Paru en 2018, Et si les salariés se révoltaient ? est un ouvrage plus que jamais d’actualité. Changer de système par la révolte est une envie que beaucoup ont de nos jours. Les gilets jaunes se mobilisent massivement car il y a une souffrance collective et de la colère chez les salariés. Il faudrait un nouveau modèle inclusif européen qui se soucierait davantage des parties prenantes de l’entreprise, et moins des actionnaires.

Les défauts du système capitaliste actuel

Les salariés partagent les risques, mais pas les profits

Ce n’est pas aux salariés d’assumer les risques, ce sont plutôt les actionnaires qui doivent les supporter. Le salarié devrait être protégé et recevoir chaque mois un salaire fixe qui ne dépend pas de la conjoncture économique, tandis que la rémunération des actionnaires devrait suivre davantage les fluctuations économiques. Mais ce qui se passe dans le capitalisme actuel, c’est que les actionnaires veulent à tout prix conserver leurs dividendes, quitte à demander aux salariés de porter les risques. Aujourd’hui, les salariés sont en première ligne quand les entreprises sont en difficulté. Leur situation est de plus en plus précaire et instable. Malheureusement, ce ne sont plus les dividendes qui s’ajustent en fonction de la conjoncture, ce sont plutôt les salaires.

Dans ce contexte, une contrepartie est indispensable : « Si les salariés participent à l’amélioration de la situation des entreprises lorsque celles-ci traversent une mauvaise passe, si la protection de l’emploi est faible, il serait naturel que, symétriquement, ils bénéficient de leur prospérité lorsque tout va bien. » Or, ce n’est pas ce qui se passe actuellement dans l’OCDE (Organisation de Coopération et de Développement Économiques). L’argent gagné par une entreprise en période de croissance est soit gardé, soit reversé dans les poches des actionnaires, mais il ne va que très rarement vers les salariés. Il n’y a pas un bon partage des profits.

Les inégalités sont devenues trop grandes

Nous sommes dans une « winner-take-all society ». Selon OXFAM en 2018, les 1 % les plus riches détiennent aujourd’hui 82 % des richesses mondiales. De plus, en 2016, les PDG des plus grandes sociétés américaines cotées en Bourse ont reçu un salaire annuel moyen de 14,3 millions de dollars, soit 265 fois plus que l’Américain moyen. Et si les ultra-riches gagnent trop, la pauvreté reste conséquente dans le monde, même dans les pays développés. Au sein de l’OCDE, il y a maintenant en effet plus de 15 % de la population qui vit sous le seuil de pauvreté (c’est-à-dire qui détient moins de 60 % du revenu médian).

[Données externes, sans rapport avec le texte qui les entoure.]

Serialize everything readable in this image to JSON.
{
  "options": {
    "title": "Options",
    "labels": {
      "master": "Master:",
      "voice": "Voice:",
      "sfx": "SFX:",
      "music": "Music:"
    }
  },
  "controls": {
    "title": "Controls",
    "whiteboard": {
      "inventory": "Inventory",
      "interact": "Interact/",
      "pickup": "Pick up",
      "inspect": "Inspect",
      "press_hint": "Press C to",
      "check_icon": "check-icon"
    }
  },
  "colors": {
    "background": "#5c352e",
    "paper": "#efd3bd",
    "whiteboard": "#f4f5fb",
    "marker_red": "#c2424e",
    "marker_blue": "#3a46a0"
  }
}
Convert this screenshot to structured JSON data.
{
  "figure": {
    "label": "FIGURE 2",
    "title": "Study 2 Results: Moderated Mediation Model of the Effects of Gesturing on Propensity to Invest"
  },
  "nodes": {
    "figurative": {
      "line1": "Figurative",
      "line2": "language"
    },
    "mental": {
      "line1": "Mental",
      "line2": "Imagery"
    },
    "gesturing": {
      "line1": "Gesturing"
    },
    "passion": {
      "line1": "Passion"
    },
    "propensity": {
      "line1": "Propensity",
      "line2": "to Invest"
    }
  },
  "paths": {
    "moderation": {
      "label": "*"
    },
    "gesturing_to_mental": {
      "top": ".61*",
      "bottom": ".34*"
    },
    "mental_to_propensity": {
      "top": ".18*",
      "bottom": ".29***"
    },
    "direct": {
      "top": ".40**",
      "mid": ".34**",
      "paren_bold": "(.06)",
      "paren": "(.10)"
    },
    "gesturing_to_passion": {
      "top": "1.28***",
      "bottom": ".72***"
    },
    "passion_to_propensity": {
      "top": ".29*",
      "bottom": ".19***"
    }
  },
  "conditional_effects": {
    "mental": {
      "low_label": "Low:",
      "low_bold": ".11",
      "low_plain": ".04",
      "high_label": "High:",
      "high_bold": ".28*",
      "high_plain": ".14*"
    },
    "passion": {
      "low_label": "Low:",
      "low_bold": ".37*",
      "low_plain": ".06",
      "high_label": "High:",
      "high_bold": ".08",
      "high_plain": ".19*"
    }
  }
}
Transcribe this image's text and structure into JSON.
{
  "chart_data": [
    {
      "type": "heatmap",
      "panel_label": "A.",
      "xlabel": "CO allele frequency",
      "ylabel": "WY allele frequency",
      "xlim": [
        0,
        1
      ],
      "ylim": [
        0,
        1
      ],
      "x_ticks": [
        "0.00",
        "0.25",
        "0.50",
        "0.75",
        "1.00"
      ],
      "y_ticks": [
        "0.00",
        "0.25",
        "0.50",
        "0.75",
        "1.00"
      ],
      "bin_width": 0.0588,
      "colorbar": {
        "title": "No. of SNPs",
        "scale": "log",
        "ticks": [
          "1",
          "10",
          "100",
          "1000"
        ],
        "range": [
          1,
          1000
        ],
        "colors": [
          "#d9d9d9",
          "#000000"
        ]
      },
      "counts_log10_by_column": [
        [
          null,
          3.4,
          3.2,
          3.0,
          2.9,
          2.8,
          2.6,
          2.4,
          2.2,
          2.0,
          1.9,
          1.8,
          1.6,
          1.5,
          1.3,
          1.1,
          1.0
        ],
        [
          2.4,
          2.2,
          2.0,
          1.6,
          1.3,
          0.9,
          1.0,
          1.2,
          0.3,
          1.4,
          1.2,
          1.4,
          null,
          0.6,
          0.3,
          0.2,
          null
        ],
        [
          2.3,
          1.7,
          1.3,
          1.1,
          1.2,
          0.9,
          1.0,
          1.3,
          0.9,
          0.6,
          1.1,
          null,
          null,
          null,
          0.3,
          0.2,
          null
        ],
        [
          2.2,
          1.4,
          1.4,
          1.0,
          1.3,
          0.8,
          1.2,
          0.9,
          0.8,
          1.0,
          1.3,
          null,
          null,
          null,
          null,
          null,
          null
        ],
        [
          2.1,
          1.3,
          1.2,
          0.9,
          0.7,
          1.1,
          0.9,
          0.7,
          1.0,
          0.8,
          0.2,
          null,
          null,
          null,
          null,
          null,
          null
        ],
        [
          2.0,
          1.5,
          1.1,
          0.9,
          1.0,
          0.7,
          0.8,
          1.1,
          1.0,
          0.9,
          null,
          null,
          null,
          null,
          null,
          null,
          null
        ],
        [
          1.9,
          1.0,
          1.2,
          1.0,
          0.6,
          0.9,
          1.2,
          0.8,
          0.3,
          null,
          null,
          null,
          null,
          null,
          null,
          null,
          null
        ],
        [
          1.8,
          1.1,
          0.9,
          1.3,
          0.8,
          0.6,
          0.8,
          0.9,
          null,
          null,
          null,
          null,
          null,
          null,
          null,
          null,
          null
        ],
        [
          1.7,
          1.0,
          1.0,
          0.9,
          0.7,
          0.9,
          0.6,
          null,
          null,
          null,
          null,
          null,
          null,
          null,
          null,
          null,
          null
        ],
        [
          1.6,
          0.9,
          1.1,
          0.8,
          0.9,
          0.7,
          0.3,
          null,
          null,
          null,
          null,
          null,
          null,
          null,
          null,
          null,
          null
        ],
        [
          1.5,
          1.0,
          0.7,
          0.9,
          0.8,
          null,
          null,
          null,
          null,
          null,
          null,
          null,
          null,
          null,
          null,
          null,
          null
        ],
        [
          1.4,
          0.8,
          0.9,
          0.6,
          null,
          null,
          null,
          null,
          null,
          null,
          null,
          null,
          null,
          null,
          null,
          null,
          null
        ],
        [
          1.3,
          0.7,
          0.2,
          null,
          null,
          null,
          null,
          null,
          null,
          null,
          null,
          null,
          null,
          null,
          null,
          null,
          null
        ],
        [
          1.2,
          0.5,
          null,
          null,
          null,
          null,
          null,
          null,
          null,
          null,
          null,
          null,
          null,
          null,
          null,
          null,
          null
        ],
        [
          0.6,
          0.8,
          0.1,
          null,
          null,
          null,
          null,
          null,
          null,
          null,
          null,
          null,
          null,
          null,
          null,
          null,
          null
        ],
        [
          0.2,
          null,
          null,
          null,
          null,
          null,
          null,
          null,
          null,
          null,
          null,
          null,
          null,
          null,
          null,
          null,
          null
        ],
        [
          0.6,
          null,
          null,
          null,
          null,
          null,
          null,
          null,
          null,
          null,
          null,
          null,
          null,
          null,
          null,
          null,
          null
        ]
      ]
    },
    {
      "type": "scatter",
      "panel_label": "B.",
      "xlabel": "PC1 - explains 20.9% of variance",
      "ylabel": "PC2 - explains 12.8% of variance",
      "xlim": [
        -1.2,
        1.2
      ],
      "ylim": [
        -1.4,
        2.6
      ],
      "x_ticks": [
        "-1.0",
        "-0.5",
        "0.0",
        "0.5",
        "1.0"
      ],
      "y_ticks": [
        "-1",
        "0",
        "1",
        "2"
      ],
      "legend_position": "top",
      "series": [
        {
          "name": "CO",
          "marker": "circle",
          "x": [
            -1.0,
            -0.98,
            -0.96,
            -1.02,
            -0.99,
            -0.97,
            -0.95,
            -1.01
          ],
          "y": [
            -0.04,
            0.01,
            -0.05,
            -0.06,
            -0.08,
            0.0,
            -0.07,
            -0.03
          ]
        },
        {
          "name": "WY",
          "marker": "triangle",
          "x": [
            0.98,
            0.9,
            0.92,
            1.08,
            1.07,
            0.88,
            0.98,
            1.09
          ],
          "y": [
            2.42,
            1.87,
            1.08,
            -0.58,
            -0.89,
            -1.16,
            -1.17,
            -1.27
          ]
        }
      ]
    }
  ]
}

La courbe de l’éléphant de Branko Milanovic montre très bien ce phénomène d’enrichissement des plus riches et de la stagnation des revenus des classes moyennes et populaires occidentales. En abscisses, les terriens sont distribués par ordre croissant de revenus. En ordonnées se trouve la progression en pourcentage des revenus entre 1988 et 2008. Elle montre que les 10 % les plus pauvres de la planète ont vu leurs revenus stagner (le derrière de l’éléphant). Dans le même temps, les revenus des classes moyennes des pays émergents ont augmenté de 70 % en 20 ans (le dos de l’éléphant). En revanche, les classes moyennes des pays développés sont les grandes perdantes de la mondialisation car leurs revenus ont même décliné (l’avant de l’éléphant) ! Mais le fait le plus marquant est que sur cette même période, les ultra-riches ont capté une grande part de la croissance des revenus (la trompe de l’éléphant).

La théorie du « ruissellement » n’est qu’un mythe

La théorie du « ruissellement » (trickle down en anglais) s’appuie sur le fait que les plus riches investiraient pour favoriser l’innovation et ainsi créer des emplois, réduire la pauvreté et les inégalités. Ainsi, les très riches seraient un facteur de croissance économique quand ils deviennent de plus en plus riches car leur richesse ruissellerait sur le reste de la population. Or, selon Artus et Virard, dans les grands pays de l’OCDE, la hausse des profits n’a aucunement financé un supplément d’investissement des entreprises au cours des 20 dernières années. Le fait que les très riches s’enrichissent n’est pas un facteur de croissance supplémentaire.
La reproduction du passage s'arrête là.